In southeast Oklahoma a cold rain is likely much of the day Thursday
changing to freezing rain and sleet during the overnight hours. The
event should end with snow.
– Timing of this event is particularly problematic in Oklahoma City,
since the general public will venture out Thursday morning only to be
caught in the transition to freezing rain during the late morning
hours. This may lead to widespread wrecks, stranded motorists, and
difficulty for emergency vehicles to move around. A situation similar
to December 24th is quite possible.
– Strong winds will occur with this system and after it leaves late
Friday. This will likely aggravate the situation and widespread power
outages are becoming a likely result.
– The forecast continues to call for a high-end event across much of
Oklahoma. Additionally, after the system passes, temperatures will
plunge into the single digits and teens. This will create a
life-threatening situation for those unable to move to warm shelters.

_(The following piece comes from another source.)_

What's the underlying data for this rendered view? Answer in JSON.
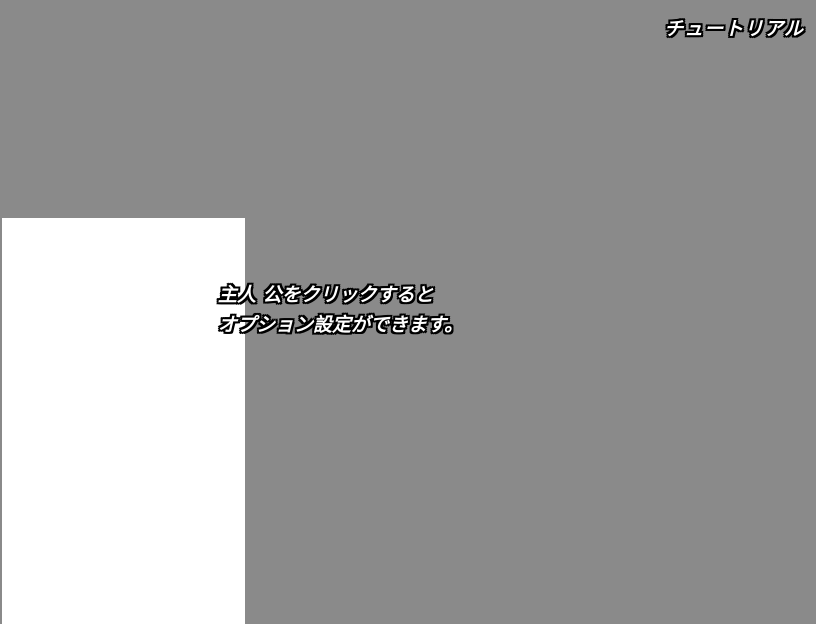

12z NAM has indicated warmer surface temperatures, which would delay
the switch over to freezing rain in parts of Oklahoma. It does some
rather weird things with the precipitation types later in the
forecast. The 12z GFS remained consistent with prior runs on the
temperature profile and for now I will stick with the GFS. At this
point I will err on the GFS side of the forecast and take the hit if
we end up with just a cold rain. Model QPF fields have fluctuated
here and there the past few runs and I really think that is about
normal. They are still getting a handle on the upper low and
especially the 700mb dry slot. Changes in QPF across the state are
likely until the upper system is well sampled by the upper air
network. Since the upper system will be over Mexico through tomorrow
morning, we may have to wait a few more model runs.
It is important to note that the models remain in unusual agreement
regarding the placement and trajectory of this system. While the NAM
has shown some changes in the surface temperatures, this doesn't
appear to alter the potential at this point.